Adı Francis Galton’du. Evrim teorisiyle ünlenen Charles Darwin’in kuzeni oluyordu.
Galton, sağlığında öğrencilerine istatistik öğretmekte çok zorluk çekmişti. Bir olayın meydana gelme ihtimali nasıl hesaplanır, o olasallığın şeması nasıl çizilir? Talebeler bunu daha kolay anlasın diye bir oyuncak icat etti: Alet resim çerçevesine benziyordu. Resim çerçevesi gibi önü cam kaplı bir tahtadan oluyordu; resim çerçevesi gibi duvara asılıyordu. Camla tahta arasına belli aralıkla çiviler mıhlıydı. Altında da belli bölmeler vardı: Yüzde elli bölmesi, yüzde yirmi bölmesi, yüzde beş bölmesi…
Galton, derste bu oyuncağın içine bir avuç dolusu bilye bırakırdı. Öğrenciler, bilyelerin çivilere çarpa çarpa oradan oraya sekip düşmesini izlerlerdi. Hoca, çivileri öyle bir ayarlamıştı ki… yüz bilye bıraksa, yüzde elli bölmesine elli bilye düşüyordu. Yüzde yirmi bölmesine yirmi bilye, yüzde beş bölmesine de beş bilye.
Aradan yıllar geçti. Sivri akıllı bir Japon, Galton’un makinesini bahis oynatmakta kullanabileceğini keşfetti: Diğer bölmeleri iptal edip sadece yüzde beş bölmesini bıraksa… bilyeyi oraya düşürene armağanlar verse… gel abicim, gel ablacım; şu bilyeyi kendi elinle makineye atacaksın, şu bölmeye denk getirebilirsen hediye senin, dese.

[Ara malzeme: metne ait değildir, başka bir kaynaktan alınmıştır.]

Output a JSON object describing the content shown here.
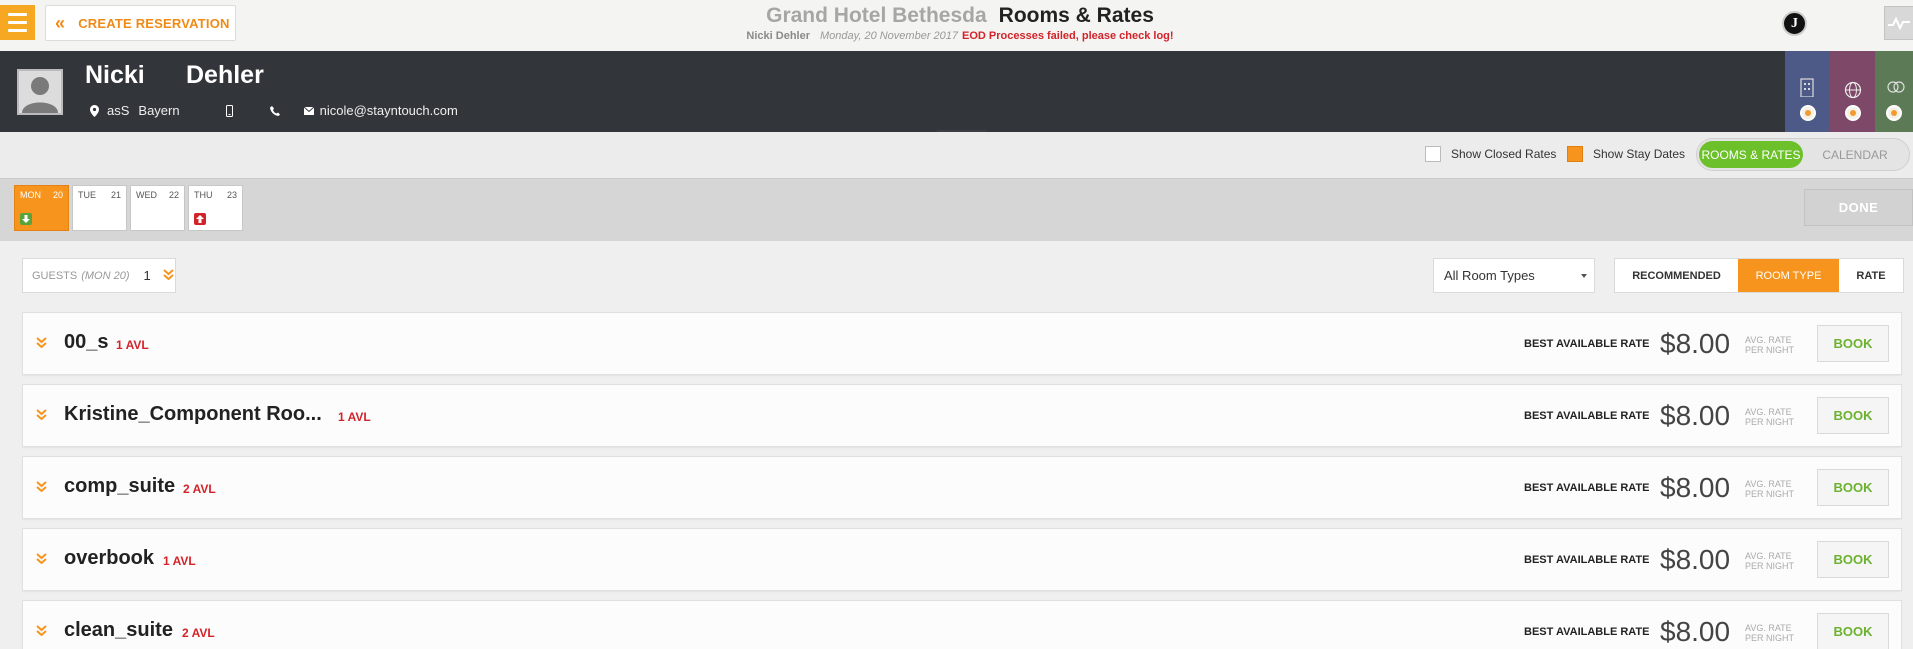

Müşteri, yüzde doksan beş karavana atardı. Üstelik, Japonya’da kumar yasak olduğu halde, polis bu kadar masum görünen bir panayır eğlencesine karışmazdı.

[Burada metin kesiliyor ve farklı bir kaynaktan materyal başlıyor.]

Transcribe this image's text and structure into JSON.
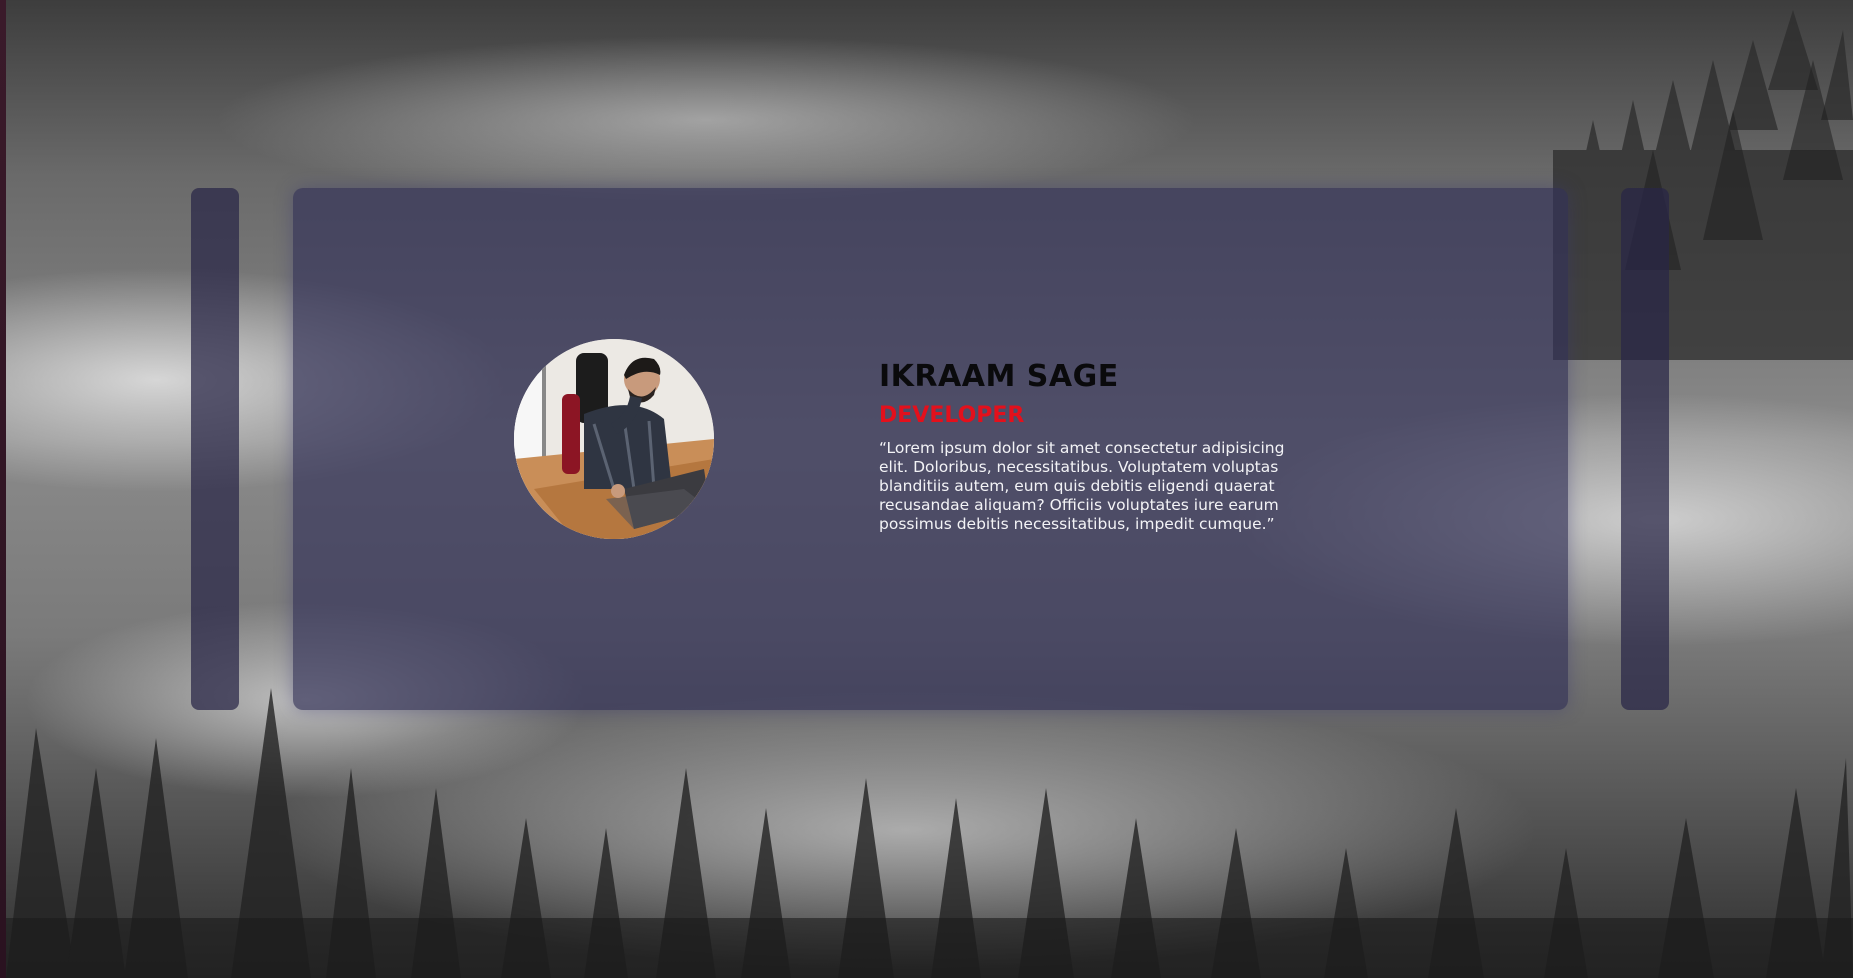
{
  "testimonial": {
    "name": "IKRAAM SAGE",
    "role": "DEVELOPER",
    "quote": "“Lorem ipsum dolor sit amet consectetur adipisicing elit. Doloribus, necessitatibus. Voluptatem voluptas blanditiis autem, eum quis debitis eligendi quaerat recusandae aliquam? Officiis voluptates iure earum possimus debitis necessitatibus, impedit cumque.”"
  },
  "colors": {
    "card_background": "#343258",
    "name_color": "#0a0a0c",
    "role_color": "#e3101c",
    "quote_color": "#f3f3f6"
  },
  "icons": {
    "avatar": "person-at-laptop-photo"
  }
}
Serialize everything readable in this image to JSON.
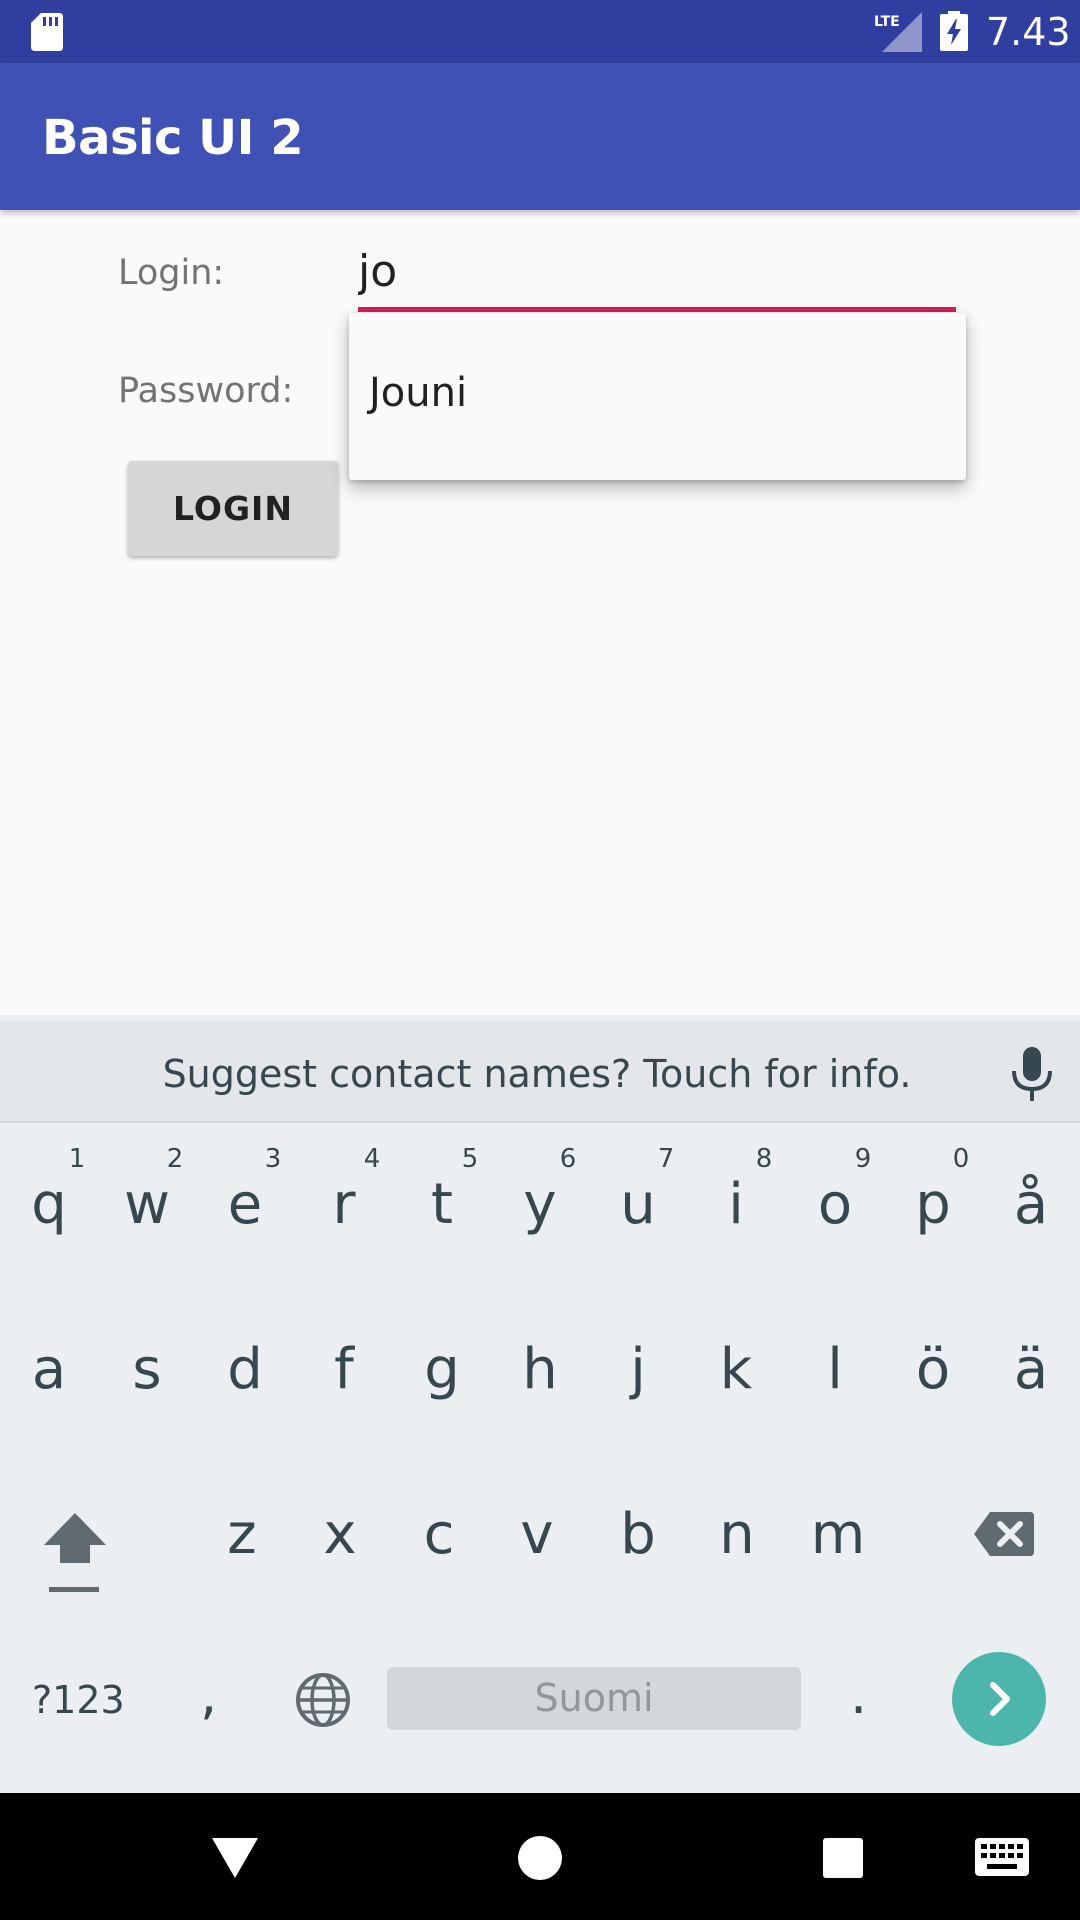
{
  "status_bar": {
    "time": "7.43",
    "network": "LTE",
    "icons": [
      "sd-card-icon",
      "lte-signal-icon",
      "battery-charging-icon"
    ]
  },
  "app_bar": {
    "title": "Basic UI 2"
  },
  "form": {
    "login_label": "Login:",
    "login_value": "jo",
    "password_label": "Password:",
    "login_button": "LOGIN"
  },
  "autocomplete": {
    "items": [
      "Jouni"
    ]
  },
  "keyboard": {
    "suggestion": "Suggest contact names? Touch for info.",
    "row1": [
      "q",
      "w",
      "e",
      "r",
      "t",
      "y",
      "u",
      "i",
      "o",
      "p",
      "å"
    ],
    "row1_hints": [
      "1",
      "2",
      "3",
      "4",
      "5",
      "6",
      "7",
      "8",
      "9",
      "0"
    ],
    "row2": [
      "a",
      "s",
      "d",
      "f",
      "g",
      "h",
      "j",
      "k",
      "l",
      "ö",
      "ä"
    ],
    "row3": [
      "z",
      "x",
      "c",
      "v",
      "b",
      "n",
      "m"
    ],
    "symbols_label": "?123",
    "comma_label": ",",
    "space_label": "Suomi",
    "period_label": ".",
    "icons": [
      "shift-icon",
      "backspace-icon",
      "globe-icon",
      "enter-icon",
      "mic-icon"
    ]
  },
  "nav_bar": {
    "icons": [
      "back-icon",
      "home-icon",
      "recents-icon",
      "keyboard-icon"
    ]
  },
  "colors": {
    "status_bar": "#303f9f",
    "app_bar": "#3f51b5",
    "accent": "#d81b60",
    "enter_key": "#4db6ac"
  }
}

Japonlar bu alete Paçinko dediler. Ülkenin tek yasal kumarı olan Paçinko hızla yaygınlaştı. Zamanla, 200 Milyar dolarlık bir endüstriye dönüştü. Oyun yasaldı ama, eninde sonunda kumardı ve kirli bir iş sayılıyordu. Bu nedenle Japonlar, Paçinko işini kendileri yapmayıp, ülkede yaşayan Korelilere bırakmayı yeğlediler.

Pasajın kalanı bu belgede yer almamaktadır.